Alla faccia dell’opposizione la reazione dei mercati è moderata, solo lo scontro politico contro la Ue rimane acceso e rischia di appesantire il clima. Per il resto è fatta, almeno così ha dato da intendere il ministro degli Affari Europei Paolo Savona:  “I mercati si sono comportati moderatamente, la prova dei mercati l’abbiamo superata”. Eppure il differenziale tra Btp e Bund tedeschi a 10 anni supera la soglia psicologica dei 300 punti base già a metà mattinata, per terminare la seduta a 303 punti. Nulla in confronto ad altre epoche storiche però.

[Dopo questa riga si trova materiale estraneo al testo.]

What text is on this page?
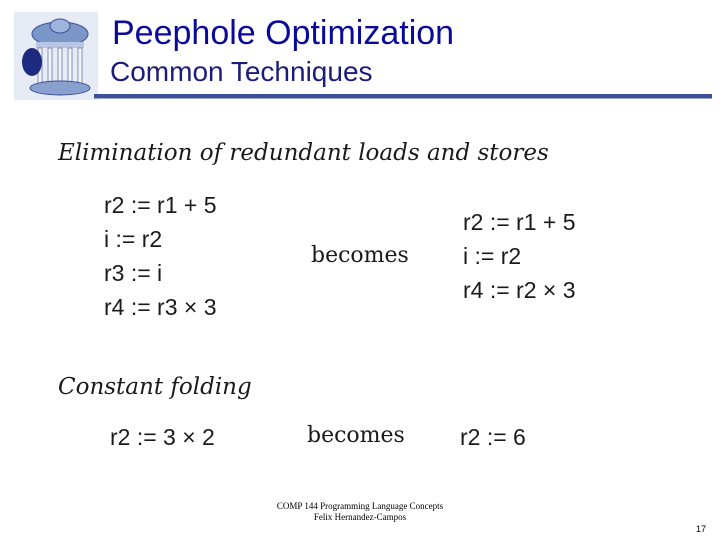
Peephole Optimization
Common Techniques
Elimination of redundant loads and stores
r2 := r1 + 5
i := r2
r3 := i
r4 := r3 × 3
becomes
r2 := r1 + 5
i := r2
r4 := r2 × 3
Constant folding
r2 := 3 × 2	becomes r2 := 6
COMP 144 Programming Language Concepts
Felix Hernandez-Campos
17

E’ peggio per il ministro quello che sta accadendo a livello di battaglia tra elite conservatrici che portano avanti politiche deflazioniste e “le forze riformiste che vogliono che l’Europa faccia qualcosa per cambiare”, ha aggiunto Savona, per lui “il mercato ha retto bene, è più saggio di quanto non sia lo scontro politico in corso” almeno fino a quando i mercati aspetteranno il pronunciamento delle agenzie di rating.

Tanto l’Europa non preoccupa più nessuno (nonostante l’Italia rischi l’apertura di una procedura di infrazione), tanto meno il governo,  che se la Ue dovesse bocciare il programma economico del governo sarà ”il popolo” a decidere secondo il ministro agli Affari europei: “Cosa succederebbe se l’Unione europea si mettesse in una posizione conflittuale verso questo programma del governo cosi’ cauto e moderato? Io non lo so, deciderà il popolo non io, io mi metto da parte”, lancia i sospetti Savona. ”Alcune provocazioni, con un certo stile” sono “piuttosto pesanti” per lui, e il riferimento è al botta-risposta tra il presidente della Commissione Ue Jean Claude Juncker e Il vice premier Matteo Salvini. E da che parte sta secondo voi Savona? Per lui “il messaggio che ”il mercato insegnerà agli italiani come votare’ io lo trovo molto più insultante di quello che risponde ‘non è sobrio quando parla”.

Ma davvero le previsioni di Savona sono realistiche? Per Chiara Gribaudo, deputato del Pd “sembrano – più che altro – una partita a morra e non il prodotto di una valutazione minimamente credibile. Andando avanti con numeri a vanvera, accompagnati da denunce di complotti, hanno giusto il tempo di portare il paese in default. Tanto pagano gli italiani che vedranno, tanto per cominciare, aumentare i tassi delle rate dei mutui”.

Sembra chiaro ormai che la sfida è tutta politica anche se il Ministro Di Maio daBerlino manda messaggi distensivi: l’Italia in Europa resta.